November 17, 2021 Video: YouTube

Is Deplatforming Censorship? What happened when controversial figures were deplatformed, with philosophical musings on the nature of free speech.
By Amy S. Bruckman (Georgia Institute of Technology)
When a controversial figure is deplatformed, what happens to their online influence? In this talk, first, I’ll present results from a study of the deplatforming from Twitter of three figures who repeatedly broke platform rules (Alex Jones, Milo Yiannopoulos, and Owen Benjamin). Second, I’ll discuss what happened when this study was on the front page of Reddit, and the range of angry reactions from people who say that they’re in favor of “free speech.” I’ll explore the nature of free speech, and why our current speech regulation framework is fundamentally broken. Finally, I’ll conclude with thoughts on the strength of Wikipedia’s model in contrast to other platforms, and highlight opportunities for improvement.

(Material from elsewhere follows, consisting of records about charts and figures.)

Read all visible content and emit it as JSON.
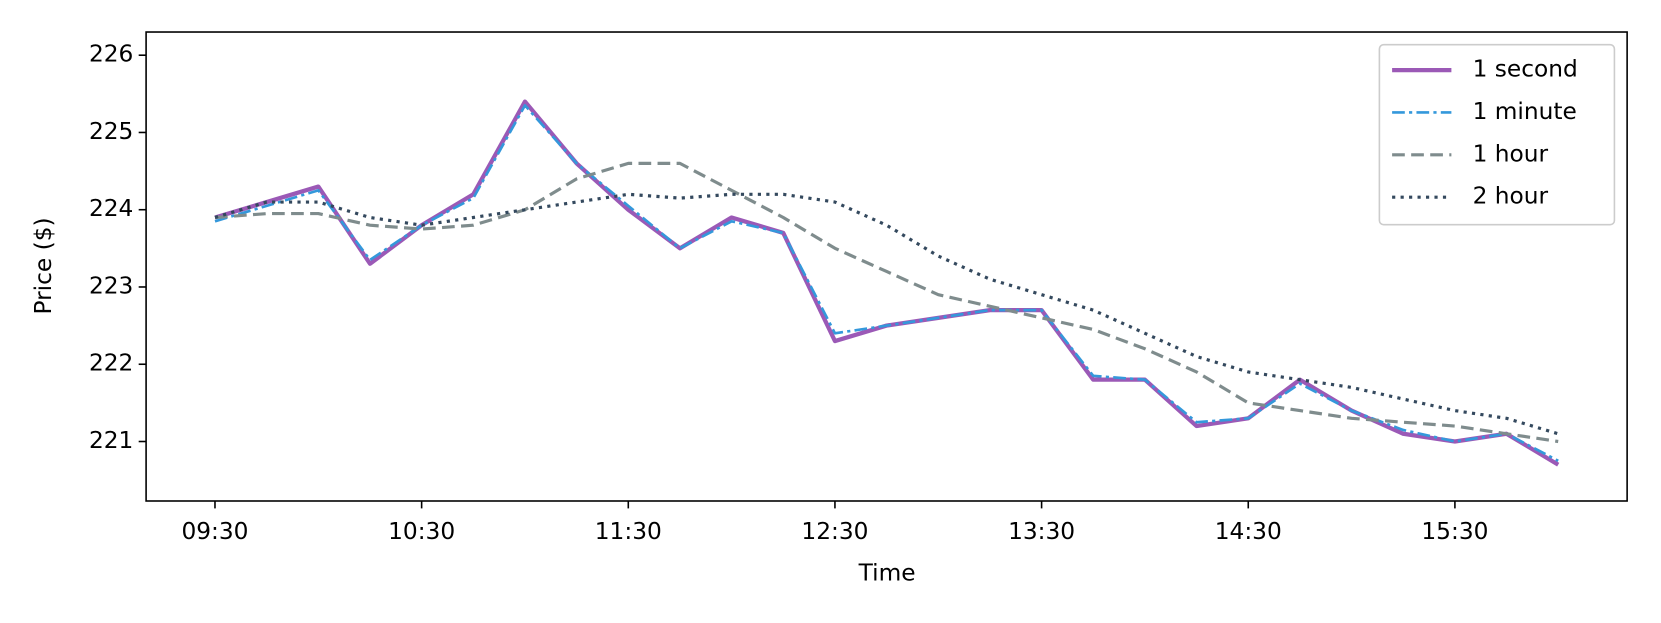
{
  "chart_data": {
    "type": "line",
    "x_label": "Time",
    "y_label": "Price ($)",
    "x": [
      "09:30",
      "09:45",
      "10:00",
      "10:15",
      "10:30",
      "10:45",
      "11:00",
      "11:15",
      "11:30",
      "11:45",
      "12:00",
      "12:15",
      "12:30",
      "12:45",
      "13:00",
      "13:15",
      "13:30",
      "13:45",
      "14:00",
      "14:15",
      "14:30",
      "14:45",
      "15:00",
      "15:15",
      "15:30",
      "15:45",
      "16:00"
    ],
    "series": [
      {
        "name": "1 second",
        "color": "#9b59b6",
        "style": "solid",
        "width": 4,
        "values": [
          223.9,
          224.1,
          224.3,
          223.3,
          223.8,
          224.2,
          225.4,
          224.6,
          224.0,
          223.5,
          223.9,
          223.7,
          222.3,
          222.5,
          222.6,
          222.7,
          222.7,
          221.8,
          221.8,
          221.2,
          221.3,
          221.8,
          221.4,
          221.1,
          221.0,
          221.1,
          220.7
        ]
      },
      {
        "name": "1 minute",
        "color": "#3498db",
        "style": "dashdot",
        "width": 2.5,
        "values": [
          223.85,
          224.05,
          224.25,
          223.35,
          223.8,
          224.15,
          225.35,
          224.6,
          224.05,
          223.5,
          223.85,
          223.7,
          222.4,
          222.5,
          222.6,
          222.7,
          222.7,
          221.85,
          221.8,
          221.25,
          221.3,
          221.75,
          221.4,
          221.15,
          221.0,
          221.1,
          220.75
        ]
      },
      {
        "name": "1 hour",
        "color": "#7f8c8d",
        "style": "dashed",
        "width": 3,
        "values": [
          223.9,
          223.95,
          223.95,
          223.8,
          223.75,
          223.8,
          224.0,
          224.4,
          224.6,
          224.6,
          224.25,
          223.9,
          223.5,
          223.2,
          222.9,
          222.75,
          222.6,
          222.45,
          222.2,
          221.9,
          221.5,
          221.4,
          221.3,
          221.25,
          221.2,
          221.1,
          221.0
        ]
      },
      {
        "name": "2 hour",
        "color": "#34495e",
        "style": "dotted",
        "width": 3,
        "values": [
          223.9,
          224.1,
          224.1,
          223.9,
          223.8,
          223.9,
          224.0,
          224.1,
          224.2,
          224.15,
          224.2,
          224.2,
          224.1,
          223.8,
          223.4,
          223.1,
          222.9,
          222.7,
          222.4,
          222.1,
          221.9,
          221.8,
          221.7,
          221.55,
          221.4,
          221.3,
          221.1
        ]
      }
    ],
    "xlim": [
      "09:10",
      "16:20"
    ],
    "xticks": [
      "09:30",
      "10:30",
      "11:30",
      "12:30",
      "13:30",
      "14:30",
      "15:30"
    ],
    "ylim": [
      220.23,
      226.3
    ],
    "yticks": [
      221,
      222,
      223,
      224,
      225,
      226
    ],
    "legend": "upper right",
    "grid": false
  }
}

Effects of Algorithmic Flagging on Fairness. Quasi-experimental Evidence from Wikipedia
 
slides
By Nathan TeBlunthuis (University of Washington / Northwestern University)
Online community moderators often rely on social signals such as whether or not a user has an account or a profile page as clues that users may cause problems. Reliance on these clues can lead to "overprofiling" bias when moderators focus on these signals but overlook the misbehavior of others. We propose that algorithmic flagging systems deployed to improve the efficiency of moderation work can also make moderation actions more fair to these users by reducing reliance on social signals and making norm violations by everyone else more visible. We analyze moderator behavior in Wikipedia as mediated by RCFilters, a system which displays social signals and algorithmic flags, and estimate the causal effect of being flagged on moderator actions. We show that algorithmically flagged edits are reverted more often, especially those by established editors with positive social signals, and that flagging decreases the likelihood that moderation actions will be undone. Our results suggest that algorithmic flagging systems can lead to increased fairness in some contexts but that the relationship is complex and contingent.